If another HR manager were in charge, Lear would have been disciplined – perhaps even sacked. Under Cordelia’s leadership, however, he was given a chance to realise the error of his ways and take feasible steps towards personal and professional improvement.
Alas, there are no Cordelias in the office, and, throughout my career, HR has never contributed anything to my “human factor” – or, indeed, had any effect on me.
None whatsoever. In 20 years, I had worked for six companies in four countries, and I had just two meetings with HR outside mandatory inductions: when someone once complained about me and when I once complained about someone. Both meetings were entirely inconsequential.
At one of my old firms, the head of HR was a former shrink, and as such, was meant to use his training to help the rest of us make the most of our careers. In reality, he used this training to coerce us into taking the jobs that we did not want to do – or to extract confessions and then snitch to the management. When I just joined the firm and was scheduled to have my first meeting with him, well-wishing colleagues warned me not to admit to any weaknesses.
I did not. Instead, I spoke about my ambitions, and the type of work that I hoped to do. He listened sympathetically, adopted a kindly grandpa look, nodded a lot, took copious notes – what did he do with these notes? Did he type them up and archive them or just throw them away straight after? – and ended the meeting with a solemn promise of making my dreams come true.
What followed was more Regan than Cordelia: just like Lear’s middle daughter, the shrink/HR man sold me out. All the talk of my “development” promptly went out of the window, and the only jobs he proceeded to send my way were things that I already knew how to do. He once casually told me that I would never make it to partner. How I wish that someone like Cordelia had delivered the news instead. No doubt she would have done it with tact and wisdom – and would have also known how to deal with the emotional breakdown of truly Learean proportions that ensued.

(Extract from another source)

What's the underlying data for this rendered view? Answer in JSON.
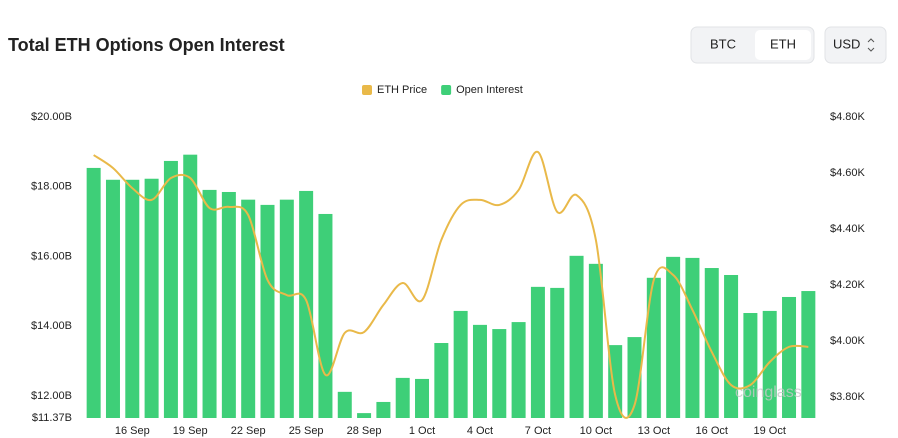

But, in the absence of Cordelia, your real chance of professional development is never with HR, but with the people you work with. Look for someone who knows what he is doing and who inspires. Someone who is sharp and who believes in his work. Find him – or her – side up with them, learn from them, ask them for more work, overdeliver, outperform. This is how you learn, and this is how you get ahead.
And HR job specs should change, too – so instead of looking for superheroes with the powers to transform our “human factor”, HR should look for pragmatic, efficient professionals, those who could help us find our way around the company and take our admin burden off. I’ve had one or two HR colleagues like that, and their contribution to the firm was real and highly valuable.
So, realistically, instead of Cordelia, what HR needs is Viola or Rosamund.